L. Salford quarry back on EPA's hazardous cleanup list
A quarry in Lower Salford, Montgomery County, that has been under the eye of the federal government since 1987 for groundwater contamination vaulted back onto the priority cleanup list yesterday.
A quarry in Lower Salford, Montgomery County, that has been under the eye of the federal government since 1987 for groundwater contamination vaulted back onto the priority cleanup list yesterday.
For the second time since 1990, the defunct three-acre site at 610 Quarry Rd. was placed on an Environmental Protection Agency's priorities list, entitling it to federal cleanup money and remediation, said Roy Seneca, an EPA spokesman.
The site was among 10 others across the country added to the hazardous-waste cleanup list yesterday.
The quarry became a dump for commercial and industrial waste in the 1950s. From 1960 until 1990, a ceramic-tile company in Lansdale disposed sludge and other waste there, Seneca said.
The trigger that caused the EPA to act was the possibility that boron, a by-product of tile-making, might be spreading in groundwater from the site in directions not yet detected, Seneca said.
"No homes or businesses are threatened, but we need to address this groundwater contamination and determine where it could potentially be migrating," he said.
Since the 1980s, the agency has spent $10 million in cleanup at the quarry, including running public water lines to 113 homes whose wells were contaminated within a half-mile radius of the quarry.
With yesterday's action, no new wells were believed to be contaminated, said Seneca and a local official.
"Our wells are not affected by the quarry," said Tony Bellitto, executive director of the North Penn Water Authority.
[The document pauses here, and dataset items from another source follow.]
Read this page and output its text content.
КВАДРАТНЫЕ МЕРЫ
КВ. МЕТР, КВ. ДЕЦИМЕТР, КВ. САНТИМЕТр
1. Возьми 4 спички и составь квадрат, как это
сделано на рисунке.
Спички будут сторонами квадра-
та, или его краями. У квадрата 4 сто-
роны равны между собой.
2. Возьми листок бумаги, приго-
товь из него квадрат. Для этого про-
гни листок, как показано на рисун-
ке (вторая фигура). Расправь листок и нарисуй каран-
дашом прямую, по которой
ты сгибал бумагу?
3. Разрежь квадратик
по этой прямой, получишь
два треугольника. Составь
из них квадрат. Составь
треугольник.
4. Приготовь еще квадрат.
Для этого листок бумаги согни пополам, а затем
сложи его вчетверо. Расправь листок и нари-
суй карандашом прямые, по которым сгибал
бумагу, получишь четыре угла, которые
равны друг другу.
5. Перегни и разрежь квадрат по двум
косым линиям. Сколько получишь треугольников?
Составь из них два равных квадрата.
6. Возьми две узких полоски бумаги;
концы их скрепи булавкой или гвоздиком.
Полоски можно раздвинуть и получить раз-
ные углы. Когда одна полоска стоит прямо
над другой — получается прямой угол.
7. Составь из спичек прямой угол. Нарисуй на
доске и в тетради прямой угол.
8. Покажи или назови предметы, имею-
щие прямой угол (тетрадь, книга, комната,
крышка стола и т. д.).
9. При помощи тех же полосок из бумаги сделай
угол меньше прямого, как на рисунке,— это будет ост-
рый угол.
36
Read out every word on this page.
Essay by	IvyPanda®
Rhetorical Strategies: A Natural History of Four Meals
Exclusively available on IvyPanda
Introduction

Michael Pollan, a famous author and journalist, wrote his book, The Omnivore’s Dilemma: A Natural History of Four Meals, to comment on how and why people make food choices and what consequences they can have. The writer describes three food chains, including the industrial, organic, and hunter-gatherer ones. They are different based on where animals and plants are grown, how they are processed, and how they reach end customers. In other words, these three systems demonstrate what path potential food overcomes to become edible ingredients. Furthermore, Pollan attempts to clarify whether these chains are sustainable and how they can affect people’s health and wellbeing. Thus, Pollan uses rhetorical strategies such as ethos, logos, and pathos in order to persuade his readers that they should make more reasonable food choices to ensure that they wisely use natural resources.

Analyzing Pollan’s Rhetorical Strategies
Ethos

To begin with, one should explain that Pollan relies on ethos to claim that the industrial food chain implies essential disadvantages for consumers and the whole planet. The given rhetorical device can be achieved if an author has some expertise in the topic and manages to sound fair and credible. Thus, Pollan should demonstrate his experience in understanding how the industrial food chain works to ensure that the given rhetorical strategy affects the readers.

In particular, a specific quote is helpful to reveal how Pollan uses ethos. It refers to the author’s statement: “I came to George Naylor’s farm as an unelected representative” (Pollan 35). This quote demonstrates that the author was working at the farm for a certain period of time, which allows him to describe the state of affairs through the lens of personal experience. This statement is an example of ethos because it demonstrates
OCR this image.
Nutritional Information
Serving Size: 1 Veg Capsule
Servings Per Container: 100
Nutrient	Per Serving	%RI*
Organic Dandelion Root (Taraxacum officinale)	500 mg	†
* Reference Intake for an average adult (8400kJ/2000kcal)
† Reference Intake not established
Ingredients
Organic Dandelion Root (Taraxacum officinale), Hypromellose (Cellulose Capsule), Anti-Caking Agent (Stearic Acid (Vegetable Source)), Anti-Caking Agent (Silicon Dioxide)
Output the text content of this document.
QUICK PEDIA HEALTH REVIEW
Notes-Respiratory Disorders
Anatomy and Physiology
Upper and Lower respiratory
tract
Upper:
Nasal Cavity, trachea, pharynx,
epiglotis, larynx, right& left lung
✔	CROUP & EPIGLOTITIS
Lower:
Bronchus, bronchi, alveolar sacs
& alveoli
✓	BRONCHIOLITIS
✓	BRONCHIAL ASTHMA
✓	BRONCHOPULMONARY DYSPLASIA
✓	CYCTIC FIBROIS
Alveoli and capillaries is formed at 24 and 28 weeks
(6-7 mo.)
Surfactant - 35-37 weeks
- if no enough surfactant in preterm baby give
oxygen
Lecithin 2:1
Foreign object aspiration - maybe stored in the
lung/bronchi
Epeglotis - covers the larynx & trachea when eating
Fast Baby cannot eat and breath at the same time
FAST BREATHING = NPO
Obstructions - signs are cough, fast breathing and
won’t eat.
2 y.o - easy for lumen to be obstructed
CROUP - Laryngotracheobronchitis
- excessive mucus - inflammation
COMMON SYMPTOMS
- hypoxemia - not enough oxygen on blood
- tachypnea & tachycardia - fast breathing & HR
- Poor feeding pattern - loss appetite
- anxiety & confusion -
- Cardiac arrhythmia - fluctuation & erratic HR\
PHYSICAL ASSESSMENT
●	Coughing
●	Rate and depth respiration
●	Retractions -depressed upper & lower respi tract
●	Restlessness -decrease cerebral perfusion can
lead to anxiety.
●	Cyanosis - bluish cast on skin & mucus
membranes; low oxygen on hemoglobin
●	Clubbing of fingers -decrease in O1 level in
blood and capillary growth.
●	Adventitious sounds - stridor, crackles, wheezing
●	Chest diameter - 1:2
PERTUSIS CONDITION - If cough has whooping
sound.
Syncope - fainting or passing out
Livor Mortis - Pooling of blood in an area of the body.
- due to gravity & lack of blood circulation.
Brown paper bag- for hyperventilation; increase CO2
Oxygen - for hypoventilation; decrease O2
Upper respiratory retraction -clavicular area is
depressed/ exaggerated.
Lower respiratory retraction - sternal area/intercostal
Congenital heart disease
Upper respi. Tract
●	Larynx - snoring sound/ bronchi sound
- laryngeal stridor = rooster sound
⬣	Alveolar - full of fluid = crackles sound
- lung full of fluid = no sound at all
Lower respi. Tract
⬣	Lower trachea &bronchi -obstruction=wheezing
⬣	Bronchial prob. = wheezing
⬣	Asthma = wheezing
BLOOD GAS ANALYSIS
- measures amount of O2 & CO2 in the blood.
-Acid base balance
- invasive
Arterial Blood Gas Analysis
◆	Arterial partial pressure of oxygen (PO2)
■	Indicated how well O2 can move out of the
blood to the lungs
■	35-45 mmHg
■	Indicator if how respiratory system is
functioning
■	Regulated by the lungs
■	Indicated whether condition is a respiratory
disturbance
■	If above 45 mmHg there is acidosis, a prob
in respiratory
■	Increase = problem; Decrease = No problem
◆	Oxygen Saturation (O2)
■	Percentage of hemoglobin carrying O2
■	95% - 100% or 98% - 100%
He said most drinking water for the area is piped in from Lake Galena in Bucks County, but 20 percent is from wells that aren't near the quarry.
An EPA time line shows the last studies of the site dated from 2002 and 2007. Those studies indirectly led to yesterday's announcement, but it took a while, Seneca said.
"It took longer than usual because of the history of the site," Seneca said.
The quarry was used to mine shale in the 1900s.
The Lansdale tile company, American Olean, that used the quarry was a subsidiary of National Gypsum Co. until 1990, when it became independent before being absorbed by Armstrong World Industries Inc.
Nancy Spurlock, spokeswoman for the Dallas-based New NGC Inc., whose predecessor, the National Gypsum Co., once owned the site, said her firm has nothing to do with the quarry now.
All ties ended when National Gypsum, a defunct building-supply company, filed for bankruptcy in 1990 and set up a Philadelphia-based trust, which owns the quarry and is responsible for future remediation at the site.
Concern first arose about contamination leaching from the quarry in the late 1980s when studies of nearby private wells showed high levels of boron.
The quarry was on and off the Superfund priority list twice due to disagreement over whether the level of contamination was high enough to cause harm.
Exposure to large amounts of boron for short periods of time can injure the stomach, intestines, liver, kidney, and brain.